ABOid: A Software for Automated Identification and Phyloproteomics Classification of Tandem Mass Spectrometric Data

Samir V. Deshpande, Rabih E. Jabbour, Peter A. Snyder, Michael Stanford, Charles H. Wick and Alan W. Zulich

We have developed suite of bioinformatics algorithms for automated identification and classification of microbes based on comparative analysis of protein sequences. This application uses sequence information of microbial proteins revealed by mass spectrometry-based proteomics for identification and phyloproteomics classification.
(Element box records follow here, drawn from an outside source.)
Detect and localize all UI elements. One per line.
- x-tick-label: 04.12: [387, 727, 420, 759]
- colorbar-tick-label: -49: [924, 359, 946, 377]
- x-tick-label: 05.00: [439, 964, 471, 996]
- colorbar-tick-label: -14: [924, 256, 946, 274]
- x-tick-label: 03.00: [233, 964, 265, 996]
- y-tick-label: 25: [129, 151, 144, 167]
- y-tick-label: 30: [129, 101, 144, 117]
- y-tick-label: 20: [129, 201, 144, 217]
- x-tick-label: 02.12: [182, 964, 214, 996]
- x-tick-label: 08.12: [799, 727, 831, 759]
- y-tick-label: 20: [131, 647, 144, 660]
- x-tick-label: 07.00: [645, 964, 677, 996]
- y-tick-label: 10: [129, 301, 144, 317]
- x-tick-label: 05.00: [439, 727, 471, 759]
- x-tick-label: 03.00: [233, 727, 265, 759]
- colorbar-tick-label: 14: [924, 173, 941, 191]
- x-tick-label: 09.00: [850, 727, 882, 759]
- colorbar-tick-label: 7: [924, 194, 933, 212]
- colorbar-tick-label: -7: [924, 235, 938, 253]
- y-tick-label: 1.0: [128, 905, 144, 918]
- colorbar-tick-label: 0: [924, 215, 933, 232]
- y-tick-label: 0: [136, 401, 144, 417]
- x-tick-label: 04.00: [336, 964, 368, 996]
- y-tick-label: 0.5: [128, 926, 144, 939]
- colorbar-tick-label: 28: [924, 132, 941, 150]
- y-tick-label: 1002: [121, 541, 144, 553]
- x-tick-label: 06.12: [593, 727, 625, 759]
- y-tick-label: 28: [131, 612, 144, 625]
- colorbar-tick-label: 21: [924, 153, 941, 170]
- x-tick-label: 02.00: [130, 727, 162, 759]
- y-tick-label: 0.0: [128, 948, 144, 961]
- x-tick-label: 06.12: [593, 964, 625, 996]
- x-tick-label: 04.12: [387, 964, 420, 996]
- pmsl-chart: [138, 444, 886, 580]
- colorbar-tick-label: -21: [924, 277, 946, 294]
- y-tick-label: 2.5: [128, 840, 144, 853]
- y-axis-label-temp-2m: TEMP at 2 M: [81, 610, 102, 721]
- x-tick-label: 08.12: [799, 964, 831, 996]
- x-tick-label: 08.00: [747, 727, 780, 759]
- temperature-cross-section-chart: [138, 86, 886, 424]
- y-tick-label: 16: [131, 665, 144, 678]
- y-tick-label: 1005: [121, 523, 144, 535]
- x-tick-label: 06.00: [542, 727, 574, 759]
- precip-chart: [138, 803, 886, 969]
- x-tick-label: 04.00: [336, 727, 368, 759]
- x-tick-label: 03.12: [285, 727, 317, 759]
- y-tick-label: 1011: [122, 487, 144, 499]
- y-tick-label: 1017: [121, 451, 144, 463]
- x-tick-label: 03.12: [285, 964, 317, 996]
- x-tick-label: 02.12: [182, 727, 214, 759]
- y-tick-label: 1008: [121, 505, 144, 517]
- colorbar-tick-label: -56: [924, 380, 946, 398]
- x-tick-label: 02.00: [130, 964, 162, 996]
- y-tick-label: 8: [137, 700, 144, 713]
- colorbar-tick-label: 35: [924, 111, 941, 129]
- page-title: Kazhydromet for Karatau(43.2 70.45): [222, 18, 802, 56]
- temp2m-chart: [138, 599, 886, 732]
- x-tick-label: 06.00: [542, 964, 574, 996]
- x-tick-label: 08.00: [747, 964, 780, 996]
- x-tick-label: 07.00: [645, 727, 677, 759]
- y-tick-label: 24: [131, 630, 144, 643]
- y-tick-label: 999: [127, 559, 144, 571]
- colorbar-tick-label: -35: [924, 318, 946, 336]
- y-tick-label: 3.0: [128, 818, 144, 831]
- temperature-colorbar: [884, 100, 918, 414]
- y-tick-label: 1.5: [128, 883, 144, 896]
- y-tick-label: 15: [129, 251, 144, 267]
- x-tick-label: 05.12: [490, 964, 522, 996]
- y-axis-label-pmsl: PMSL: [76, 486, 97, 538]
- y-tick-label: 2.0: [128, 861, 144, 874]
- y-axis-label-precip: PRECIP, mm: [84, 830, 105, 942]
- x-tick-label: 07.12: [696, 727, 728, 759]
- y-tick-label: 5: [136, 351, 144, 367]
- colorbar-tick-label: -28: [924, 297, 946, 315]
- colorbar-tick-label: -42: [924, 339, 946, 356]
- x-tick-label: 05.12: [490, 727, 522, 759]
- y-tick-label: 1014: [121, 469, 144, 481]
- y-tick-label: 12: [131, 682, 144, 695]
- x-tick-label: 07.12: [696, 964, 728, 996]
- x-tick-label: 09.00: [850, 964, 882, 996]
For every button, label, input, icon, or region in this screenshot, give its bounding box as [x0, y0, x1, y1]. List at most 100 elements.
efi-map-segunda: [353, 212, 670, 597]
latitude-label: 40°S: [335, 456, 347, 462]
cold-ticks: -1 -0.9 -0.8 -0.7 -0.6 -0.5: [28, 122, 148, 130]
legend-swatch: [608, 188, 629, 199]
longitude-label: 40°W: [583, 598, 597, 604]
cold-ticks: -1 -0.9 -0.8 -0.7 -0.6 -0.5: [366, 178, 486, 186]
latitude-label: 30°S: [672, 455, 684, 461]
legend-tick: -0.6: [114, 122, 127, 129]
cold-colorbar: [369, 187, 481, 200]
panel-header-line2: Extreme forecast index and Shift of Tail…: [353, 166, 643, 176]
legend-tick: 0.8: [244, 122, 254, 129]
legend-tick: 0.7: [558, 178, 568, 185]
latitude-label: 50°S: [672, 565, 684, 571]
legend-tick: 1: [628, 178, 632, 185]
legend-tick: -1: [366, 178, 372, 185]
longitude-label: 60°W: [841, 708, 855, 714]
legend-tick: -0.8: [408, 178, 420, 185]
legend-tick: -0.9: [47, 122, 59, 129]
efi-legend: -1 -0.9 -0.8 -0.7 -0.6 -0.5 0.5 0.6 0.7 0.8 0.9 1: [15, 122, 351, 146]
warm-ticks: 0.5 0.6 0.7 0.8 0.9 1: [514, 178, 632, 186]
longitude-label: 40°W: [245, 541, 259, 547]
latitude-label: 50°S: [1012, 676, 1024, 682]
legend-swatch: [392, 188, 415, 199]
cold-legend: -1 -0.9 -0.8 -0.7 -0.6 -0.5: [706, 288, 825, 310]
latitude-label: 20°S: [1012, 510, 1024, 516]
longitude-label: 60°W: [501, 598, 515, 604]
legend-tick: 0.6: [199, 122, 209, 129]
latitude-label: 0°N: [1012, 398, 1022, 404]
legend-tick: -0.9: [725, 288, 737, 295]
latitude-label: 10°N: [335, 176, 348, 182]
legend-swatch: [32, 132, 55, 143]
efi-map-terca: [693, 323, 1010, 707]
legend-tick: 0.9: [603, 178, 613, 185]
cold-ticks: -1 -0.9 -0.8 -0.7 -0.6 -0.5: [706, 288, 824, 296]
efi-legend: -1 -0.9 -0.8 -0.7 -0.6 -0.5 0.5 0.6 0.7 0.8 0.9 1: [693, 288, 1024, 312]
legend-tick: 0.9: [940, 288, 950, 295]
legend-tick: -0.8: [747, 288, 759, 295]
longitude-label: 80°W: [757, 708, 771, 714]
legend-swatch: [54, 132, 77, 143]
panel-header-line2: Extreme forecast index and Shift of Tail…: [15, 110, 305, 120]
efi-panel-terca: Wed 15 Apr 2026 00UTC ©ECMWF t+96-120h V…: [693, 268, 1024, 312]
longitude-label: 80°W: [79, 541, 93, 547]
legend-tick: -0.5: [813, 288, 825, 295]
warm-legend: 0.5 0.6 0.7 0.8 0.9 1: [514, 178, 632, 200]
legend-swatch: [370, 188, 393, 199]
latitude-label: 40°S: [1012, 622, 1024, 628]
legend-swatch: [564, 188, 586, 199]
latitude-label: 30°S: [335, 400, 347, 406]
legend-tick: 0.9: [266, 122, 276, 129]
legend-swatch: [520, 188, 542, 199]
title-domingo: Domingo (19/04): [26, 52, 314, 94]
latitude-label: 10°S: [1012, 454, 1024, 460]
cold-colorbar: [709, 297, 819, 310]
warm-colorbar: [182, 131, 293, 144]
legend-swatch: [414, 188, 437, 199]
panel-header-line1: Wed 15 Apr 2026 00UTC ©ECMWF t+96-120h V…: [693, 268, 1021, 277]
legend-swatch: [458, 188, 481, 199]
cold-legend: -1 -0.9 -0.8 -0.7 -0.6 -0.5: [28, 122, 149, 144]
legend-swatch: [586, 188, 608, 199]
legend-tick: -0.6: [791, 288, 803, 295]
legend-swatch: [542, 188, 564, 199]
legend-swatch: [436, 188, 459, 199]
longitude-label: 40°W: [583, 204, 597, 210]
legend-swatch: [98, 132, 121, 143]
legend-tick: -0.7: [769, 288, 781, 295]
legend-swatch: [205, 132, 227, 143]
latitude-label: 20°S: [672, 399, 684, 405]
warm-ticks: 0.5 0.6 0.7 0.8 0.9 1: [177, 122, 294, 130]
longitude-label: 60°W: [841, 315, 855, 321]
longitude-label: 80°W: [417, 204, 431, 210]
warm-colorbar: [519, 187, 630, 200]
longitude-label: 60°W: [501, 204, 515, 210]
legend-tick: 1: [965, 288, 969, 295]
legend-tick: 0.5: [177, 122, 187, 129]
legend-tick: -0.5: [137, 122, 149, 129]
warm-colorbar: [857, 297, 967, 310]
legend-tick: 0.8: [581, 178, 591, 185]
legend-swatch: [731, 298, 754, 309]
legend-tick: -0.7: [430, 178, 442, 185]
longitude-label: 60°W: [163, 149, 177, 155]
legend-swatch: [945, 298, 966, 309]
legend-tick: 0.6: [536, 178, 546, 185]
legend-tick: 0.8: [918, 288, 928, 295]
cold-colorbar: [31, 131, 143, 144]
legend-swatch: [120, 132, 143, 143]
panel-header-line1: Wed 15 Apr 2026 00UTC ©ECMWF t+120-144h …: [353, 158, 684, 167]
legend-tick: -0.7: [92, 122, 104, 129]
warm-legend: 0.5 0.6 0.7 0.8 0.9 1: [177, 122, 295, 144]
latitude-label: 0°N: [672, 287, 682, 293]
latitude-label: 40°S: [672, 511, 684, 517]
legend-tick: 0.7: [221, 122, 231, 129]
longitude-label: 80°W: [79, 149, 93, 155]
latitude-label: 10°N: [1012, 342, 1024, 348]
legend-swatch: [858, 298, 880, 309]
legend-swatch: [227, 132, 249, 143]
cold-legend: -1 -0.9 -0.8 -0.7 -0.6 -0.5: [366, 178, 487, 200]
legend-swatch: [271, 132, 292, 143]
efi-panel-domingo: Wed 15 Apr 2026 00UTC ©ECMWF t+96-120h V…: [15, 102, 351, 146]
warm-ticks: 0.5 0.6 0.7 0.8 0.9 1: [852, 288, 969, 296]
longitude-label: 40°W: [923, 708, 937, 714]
The algorithms transforms results of searching product ion spectra of peptide ions against a protein database, performed by commercially available software (e.g. SEQUEST), into a taxonomically meaningful and easy to interpret output. To achieve this goal we constructed a custom protein database composed of theoretical proteomes derived from all fully sequenced bacterial genomes (1204 microorganisms as of August 25th, 2010) in a FASTA format. Each protein sequence in the database is supplemented with information on a source organism and chromosomal position of each protein coding open reading frame (ORF) is embedded into the protein sequence header. In addition this information is linked with a taxonomic position of each database bacterium. ABOid analyzes SEQUEST search results files to provide the probabilities that peptide sequence assignments to a product ion mass spectrum (MS/MS) are correct and uses the accepted spectrum–to-sequence matches to generate a sequence-to-organism (STO) matrix of assignments. Because peptide sequences are differentially present or absent in various strains being compared this allows for the classification of bacterial species in a high throughput manner. For this purpose, STO matrices of assignments, viewed as assignment bitmaps, are next analyzed by a ABOid module that uses phylogenetic relationships between bacterial species as a part of decision tree process, and by applying multivariate statistical techniques (principal component and cluster analysis), to reveal relationship of the analyzed unknown sample to the database microorganisms. Our bacterial classification and identification algorithm uses assignments of an analyzed organism to taxonomic groups based on an organized scheme that begins at the phylum level and follows through classes, orders, families and genus down to strain level.